NEW YORK (Reuters Health)—Low-dose methotrexate can be associated with gastrointestinal, pulmonary, infectious, hematologic and other adverse effects, according to an analysis of the Cardiovascular Inflammation Reduction Trial (CIRT).
“Methotrexate is not a benign drug, even at dosages used for rheumatic diseases,” Daniel H. Solomon, MD, MPH of Brigham and Women’s Hospital, Boston, tells Reuters Health by email. “However, the currently understood side effect profile is relatively accurate. Laboratory monitoring plays a useful role.”
Low-dose methotrexate has been associated with many toxicities during its decades of clinical use. Observational data have also suggested associations with certain cancers.

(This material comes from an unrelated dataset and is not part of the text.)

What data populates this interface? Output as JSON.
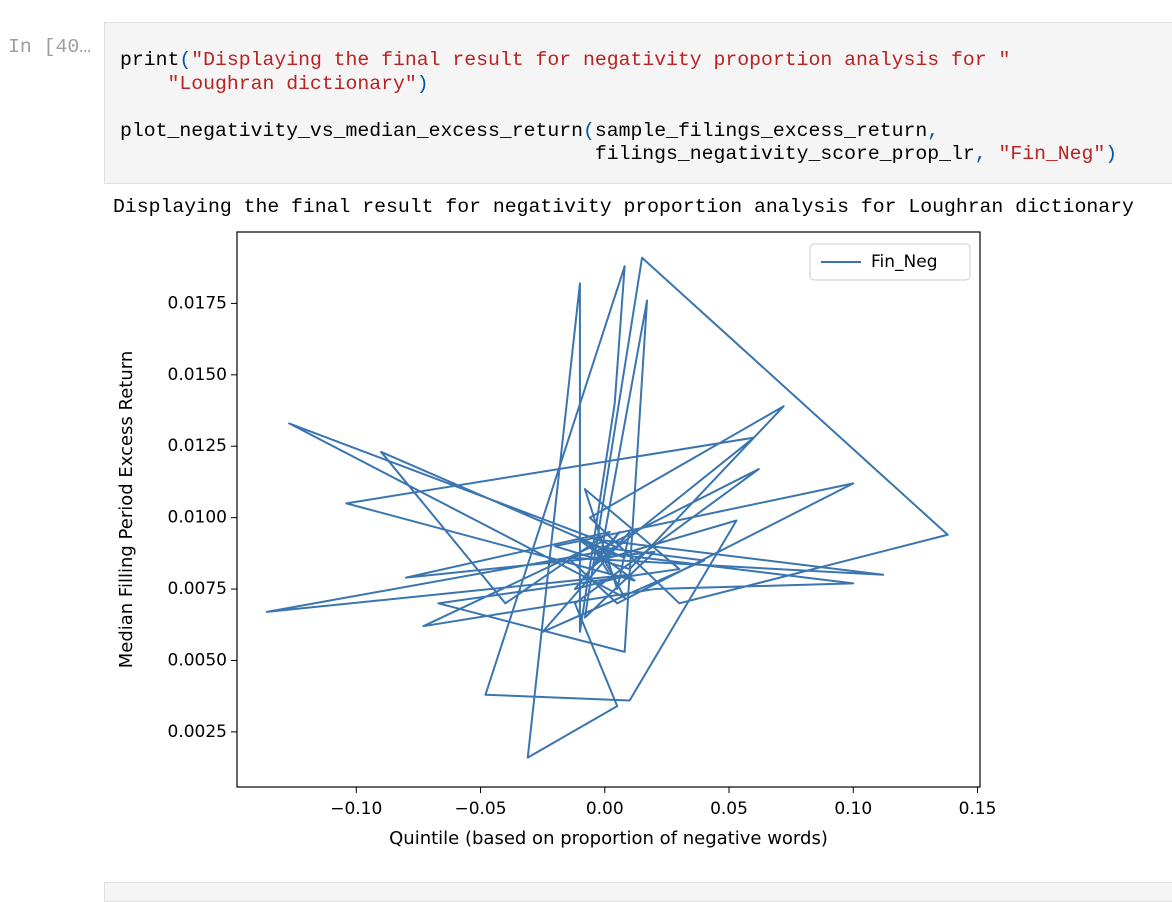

In CIRT, patients with cardiovascular disease and either type 2 diabetes or metabolic syndrome who tolerated low-dose methotrexate (up to 20 mg/week) during a run-in period were randomly assigned to continue on it or receive placebo instead. To evaluate toxicities from the drug, Dr. Solomon and colleagues conducted a prespecified secondary analysis of the resulting data.

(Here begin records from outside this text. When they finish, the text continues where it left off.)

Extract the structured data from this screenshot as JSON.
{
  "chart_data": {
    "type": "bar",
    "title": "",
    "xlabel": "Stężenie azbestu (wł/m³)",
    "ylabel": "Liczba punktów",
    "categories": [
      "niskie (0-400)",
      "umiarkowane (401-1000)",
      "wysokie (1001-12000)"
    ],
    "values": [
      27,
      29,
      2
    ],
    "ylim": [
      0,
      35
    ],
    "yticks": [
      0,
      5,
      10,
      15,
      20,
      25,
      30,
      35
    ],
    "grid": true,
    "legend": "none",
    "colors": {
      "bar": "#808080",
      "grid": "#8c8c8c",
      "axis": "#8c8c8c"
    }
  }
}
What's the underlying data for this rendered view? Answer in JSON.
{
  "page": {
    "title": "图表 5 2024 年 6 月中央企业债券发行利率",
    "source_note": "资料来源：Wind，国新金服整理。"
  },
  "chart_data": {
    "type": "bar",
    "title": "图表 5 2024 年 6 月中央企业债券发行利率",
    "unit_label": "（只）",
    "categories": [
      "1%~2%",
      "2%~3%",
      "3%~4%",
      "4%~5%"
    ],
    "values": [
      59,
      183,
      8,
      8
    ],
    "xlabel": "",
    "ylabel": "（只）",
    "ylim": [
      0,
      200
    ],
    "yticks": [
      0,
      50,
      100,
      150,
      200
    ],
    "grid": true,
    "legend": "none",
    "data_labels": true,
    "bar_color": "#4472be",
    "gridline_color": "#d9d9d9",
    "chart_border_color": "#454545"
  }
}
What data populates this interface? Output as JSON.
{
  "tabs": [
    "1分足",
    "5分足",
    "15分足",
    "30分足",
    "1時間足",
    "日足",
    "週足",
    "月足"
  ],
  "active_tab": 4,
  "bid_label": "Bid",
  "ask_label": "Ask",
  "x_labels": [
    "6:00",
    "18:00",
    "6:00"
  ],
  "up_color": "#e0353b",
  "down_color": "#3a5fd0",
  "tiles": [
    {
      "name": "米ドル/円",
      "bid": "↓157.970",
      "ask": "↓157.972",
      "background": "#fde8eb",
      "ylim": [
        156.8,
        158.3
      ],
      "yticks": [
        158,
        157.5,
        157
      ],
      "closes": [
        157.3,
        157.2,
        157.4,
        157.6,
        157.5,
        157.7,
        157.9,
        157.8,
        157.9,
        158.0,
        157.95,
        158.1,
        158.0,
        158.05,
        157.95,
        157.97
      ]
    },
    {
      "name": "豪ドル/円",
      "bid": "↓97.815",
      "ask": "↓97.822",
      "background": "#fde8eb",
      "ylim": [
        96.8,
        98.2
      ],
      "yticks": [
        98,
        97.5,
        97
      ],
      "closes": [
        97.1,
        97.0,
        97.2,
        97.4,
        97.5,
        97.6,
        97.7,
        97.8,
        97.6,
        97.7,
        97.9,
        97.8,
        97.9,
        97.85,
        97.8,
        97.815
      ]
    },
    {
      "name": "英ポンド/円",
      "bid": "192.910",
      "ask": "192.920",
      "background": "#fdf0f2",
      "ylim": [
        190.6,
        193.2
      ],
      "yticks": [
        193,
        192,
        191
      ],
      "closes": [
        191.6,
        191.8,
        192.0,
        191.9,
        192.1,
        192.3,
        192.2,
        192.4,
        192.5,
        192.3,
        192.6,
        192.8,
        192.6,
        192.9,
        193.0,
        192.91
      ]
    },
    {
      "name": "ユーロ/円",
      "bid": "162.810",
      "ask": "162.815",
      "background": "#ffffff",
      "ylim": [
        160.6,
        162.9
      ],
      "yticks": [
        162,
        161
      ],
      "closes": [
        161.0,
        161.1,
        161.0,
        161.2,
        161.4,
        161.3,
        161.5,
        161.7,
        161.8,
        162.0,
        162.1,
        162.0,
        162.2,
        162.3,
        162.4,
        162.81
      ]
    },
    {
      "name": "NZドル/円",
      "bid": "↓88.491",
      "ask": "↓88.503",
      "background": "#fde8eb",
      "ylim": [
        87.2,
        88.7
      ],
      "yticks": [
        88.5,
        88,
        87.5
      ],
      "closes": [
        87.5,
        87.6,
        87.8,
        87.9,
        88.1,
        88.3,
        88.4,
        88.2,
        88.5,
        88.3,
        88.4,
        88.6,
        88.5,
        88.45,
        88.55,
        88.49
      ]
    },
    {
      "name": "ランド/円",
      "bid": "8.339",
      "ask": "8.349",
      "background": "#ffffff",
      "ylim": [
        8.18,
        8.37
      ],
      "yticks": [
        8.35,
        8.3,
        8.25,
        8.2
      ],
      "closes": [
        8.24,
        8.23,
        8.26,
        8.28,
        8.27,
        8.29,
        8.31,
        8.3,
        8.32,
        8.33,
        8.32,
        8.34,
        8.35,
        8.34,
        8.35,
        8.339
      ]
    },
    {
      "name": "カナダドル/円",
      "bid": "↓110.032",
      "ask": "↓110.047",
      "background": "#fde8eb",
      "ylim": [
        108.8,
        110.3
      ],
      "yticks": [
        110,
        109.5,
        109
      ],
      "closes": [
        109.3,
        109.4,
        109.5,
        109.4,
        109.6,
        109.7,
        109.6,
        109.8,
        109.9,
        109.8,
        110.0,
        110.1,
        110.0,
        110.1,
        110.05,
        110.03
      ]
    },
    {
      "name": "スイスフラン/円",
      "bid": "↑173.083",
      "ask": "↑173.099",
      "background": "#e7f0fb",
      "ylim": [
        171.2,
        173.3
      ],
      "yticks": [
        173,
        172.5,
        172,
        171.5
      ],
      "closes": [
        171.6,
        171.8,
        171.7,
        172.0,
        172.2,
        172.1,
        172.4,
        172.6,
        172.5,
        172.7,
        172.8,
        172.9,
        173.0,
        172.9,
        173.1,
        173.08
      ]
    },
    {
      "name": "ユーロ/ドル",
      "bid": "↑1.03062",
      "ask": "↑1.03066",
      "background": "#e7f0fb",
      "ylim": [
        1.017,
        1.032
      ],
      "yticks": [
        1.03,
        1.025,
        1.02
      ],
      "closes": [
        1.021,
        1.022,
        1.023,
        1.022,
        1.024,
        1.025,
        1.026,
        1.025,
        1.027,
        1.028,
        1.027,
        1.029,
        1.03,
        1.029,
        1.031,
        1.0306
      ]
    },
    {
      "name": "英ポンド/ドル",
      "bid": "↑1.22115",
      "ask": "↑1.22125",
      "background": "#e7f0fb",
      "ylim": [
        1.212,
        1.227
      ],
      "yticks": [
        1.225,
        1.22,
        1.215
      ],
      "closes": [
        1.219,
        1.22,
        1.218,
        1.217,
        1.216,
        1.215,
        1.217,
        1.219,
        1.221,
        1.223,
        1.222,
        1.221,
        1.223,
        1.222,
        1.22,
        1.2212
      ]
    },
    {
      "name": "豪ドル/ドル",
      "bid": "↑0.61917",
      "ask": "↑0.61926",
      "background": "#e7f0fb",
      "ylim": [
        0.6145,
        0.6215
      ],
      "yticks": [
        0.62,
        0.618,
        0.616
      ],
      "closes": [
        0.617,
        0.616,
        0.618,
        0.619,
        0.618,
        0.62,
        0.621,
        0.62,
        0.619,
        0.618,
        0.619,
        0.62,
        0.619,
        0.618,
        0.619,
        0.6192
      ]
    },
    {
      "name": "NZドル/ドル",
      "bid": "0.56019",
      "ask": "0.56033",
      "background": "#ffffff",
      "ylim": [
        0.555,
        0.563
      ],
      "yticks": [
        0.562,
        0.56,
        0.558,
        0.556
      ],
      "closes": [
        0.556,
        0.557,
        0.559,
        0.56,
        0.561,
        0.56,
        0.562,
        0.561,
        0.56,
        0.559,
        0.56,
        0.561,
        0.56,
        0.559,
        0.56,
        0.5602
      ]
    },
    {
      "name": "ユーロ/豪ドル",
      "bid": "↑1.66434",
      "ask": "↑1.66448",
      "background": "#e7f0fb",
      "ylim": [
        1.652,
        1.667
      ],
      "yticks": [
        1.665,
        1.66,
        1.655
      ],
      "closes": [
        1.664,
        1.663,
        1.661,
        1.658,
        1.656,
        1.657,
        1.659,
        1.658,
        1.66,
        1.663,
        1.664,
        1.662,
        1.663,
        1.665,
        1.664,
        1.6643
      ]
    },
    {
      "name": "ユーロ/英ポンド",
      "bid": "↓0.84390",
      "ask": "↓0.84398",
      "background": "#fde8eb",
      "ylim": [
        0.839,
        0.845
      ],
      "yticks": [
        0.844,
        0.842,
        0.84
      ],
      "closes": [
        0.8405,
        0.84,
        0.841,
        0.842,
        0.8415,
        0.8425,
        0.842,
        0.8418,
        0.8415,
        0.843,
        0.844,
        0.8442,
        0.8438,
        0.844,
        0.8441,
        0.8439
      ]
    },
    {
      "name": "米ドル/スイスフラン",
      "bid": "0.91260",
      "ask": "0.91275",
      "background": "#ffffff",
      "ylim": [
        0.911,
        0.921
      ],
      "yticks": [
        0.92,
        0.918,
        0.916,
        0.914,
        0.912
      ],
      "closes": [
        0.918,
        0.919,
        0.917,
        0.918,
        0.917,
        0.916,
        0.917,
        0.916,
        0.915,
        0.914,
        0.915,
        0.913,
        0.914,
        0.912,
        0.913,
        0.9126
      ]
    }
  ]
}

In the study, 2,391 participants were assigned to low-dose methotrexate and 2,395 to placebo. Everyone also received folic acid supplementation.

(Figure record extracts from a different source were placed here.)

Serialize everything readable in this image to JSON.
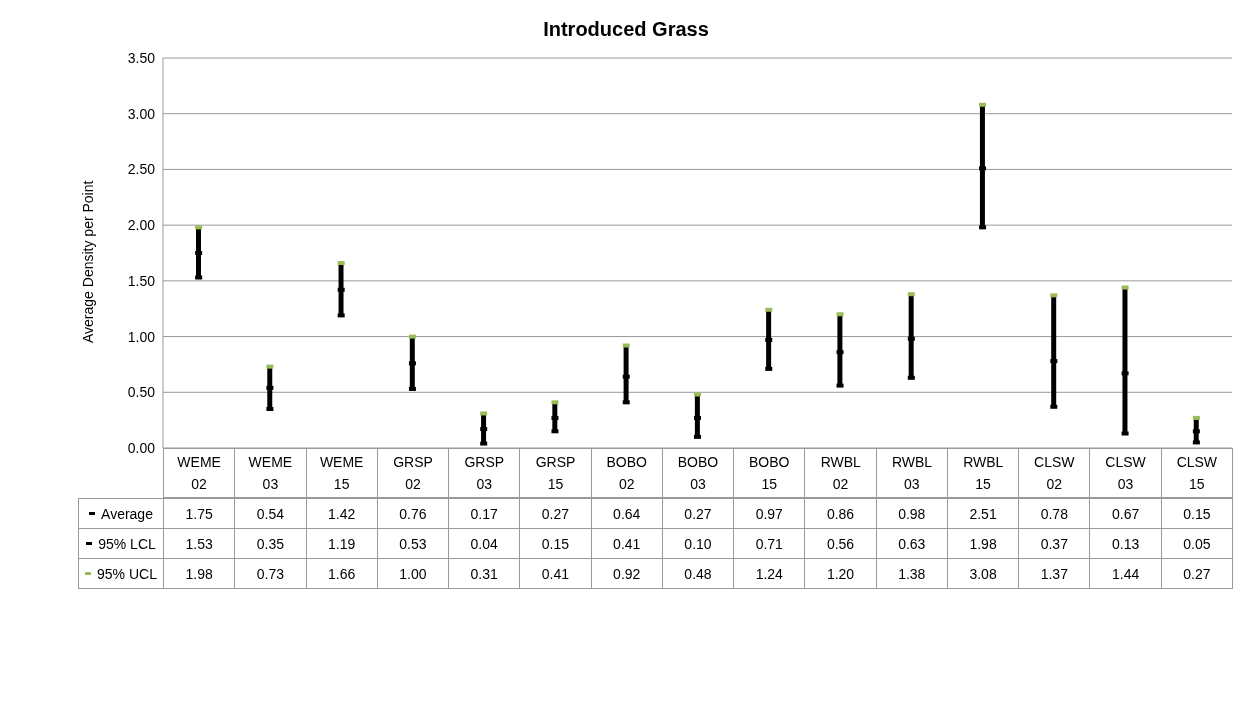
{
  "chart_data": {
    "type": "bar",
    "title": "Introduced Grass",
    "ylabel": "Average Density per Point",
    "categories": [
      "WEME 02",
      "WEME 03",
      "WEME 15",
      "GRSP 02",
      "GRSP 03",
      "GRSP 15",
      "BOBO 02",
      "BOBO 03",
      "BOBO 15",
      "RWBL 02",
      "RWBL 03",
      "RWBL 15",
      "CLSW 02",
      "CLSW 03",
      "CLSW 15"
    ],
    "base": [
      1.53,
      0.35,
      1.19,
      0.53,
      0.04,
      0.15,
      0.41,
      0.1,
      0.71,
      0.56,
      0.63,
      1.98,
      0.37,
      0.13,
      0.05
    ],
    "values": [
      0.45,
      0.38,
      0.47,
      0.47,
      0.27,
      0.26,
      0.51,
      0.38,
      0.53,
      0.64,
      0.75,
      1.1,
      1.0,
      1.31,
      0.22
    ],
    "color": "#000000",
    "series": [
      {
        "name": "Average",
        "type": "scatter",
        "marker": "square",
        "color": "#000000",
        "values": [
          1.75,
          0.54,
          1.42,
          0.76,
          0.17,
          0.27,
          0.64,
          0.27,
          0.97,
          0.86,
          0.98,
          2.51,
          0.78,
          0.67,
          0.15
        ],
        "value_labels": [
          "1.75",
          "0.54",
          "1.42",
          "0.76",
          "0.17",
          "0.27",
          "0.64",
          "0.27",
          "0.97",
          "0.86",
          "0.98",
          "2.51",
          "0.78",
          "0.67",
          "0.15"
        ]
      },
      {
        "name": "95% LCL",
        "type": "scatter",
        "marker": "square",
        "color": "#000000",
        "values": [
          1.53,
          0.35,
          1.19,
          0.53,
          0.04,
          0.15,
          0.41,
          0.1,
          0.71,
          0.56,
          0.63,
          1.98,
          0.37,
          0.13,
          0.05
        ],
        "value_labels": [
          "1.53",
          "0.35",
          "1.19",
          "0.53",
          "0.04",
          "0.15",
          "0.41",
          "0.10",
          "0.71",
          "0.56",
          "0.63",
          "1.98",
          "0.37",
          "0.13",
          "0.05"
        ]
      },
      {
        "name": "95% UCL",
        "type": "scatter",
        "marker": "square",
        "color": "#9bbb59",
        "values": [
          1.98,
          0.73,
          1.66,
          1.0,
          0.31,
          0.41,
          0.92,
          0.48,
          1.24,
          1.2,
          1.38,
          3.08,
          1.37,
          1.44,
          0.27
        ],
        "value_labels": [
          "1.98",
          "0.73",
          "1.66",
          "1.00",
          "0.31",
          "0.41",
          "0.92",
          "0.48",
          "1.24",
          "1.20",
          "1.38",
          "3.08",
          "1.37",
          "1.44",
          "0.27"
        ]
      }
    ],
    "ylim": [
      0,
      3.5
    ],
    "yticks": [
      {
        "value": 0,
        "label": "0.00"
      },
      {
        "value": 0.5,
        "label": "0.50"
      },
      {
        "value": 1,
        "label": "1.00"
      },
      {
        "value": 1.5,
        "label": "1.50"
      },
      {
        "value": 2,
        "label": "2.00"
      },
      {
        "value": 2.5,
        "label": "2.50"
      },
      {
        "value": 3,
        "label": "3.00"
      },
      {
        "value": 3.5,
        "label": "3.50"
      }
    ],
    "grid": "y",
    "legend": "bottom"
  }
}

During follow up (median: 23 months), the relative rate of an adverse effect of interest was 17% higher for those assigned to methotrexate.
Compared with placebo, low-dose methotrexate (median dosage: 15 mg/week) was associated with 23% higher risk of gastrointestinal adverse effects, 42% higher risk of pulmonary adverse effects, 15% higher risk of infectious adverse effects and 22% higher risk of hematologic adverse effects, all significant increases.
Low-dose methotrexate was associated with a 2.04-fold increased risk of skin cancer, also a significant increase, although the absolute risk was low (2.2% with low-dose methotrexate vs. 1.1% with placebo), researchers report in Annals of Internal Medicine.1
There were five cases of cirrhosis in the low-dose methotrexate group vs. none in the placebo group. All patients who developed cirrhosis had diabetes and three had metabolic syndrome. All cases had at least one liver test abnormality (none of them severe) before the diagnosis of cirrhosis.
Six patients (0.3%) in the methotrexate group had possible pneumonitis, compared with one patient (0.04%) in the placebo group, but there was insufficient evidence to determine whether their cases could be considered probable or definite.
Renal adverse effect rates were 15% lower in the low-dose methotrexate group, driven primarily by trends in estimated glomerular filtration rate.
The findings “should better inform decision making between patients and clinicians,” Dr. Solomon says. “We have many effective treatments for rheumatoid arthritis, and now we know more about the safety of methotrexate. This facilitates a more informed discussion between patients and clinicians.”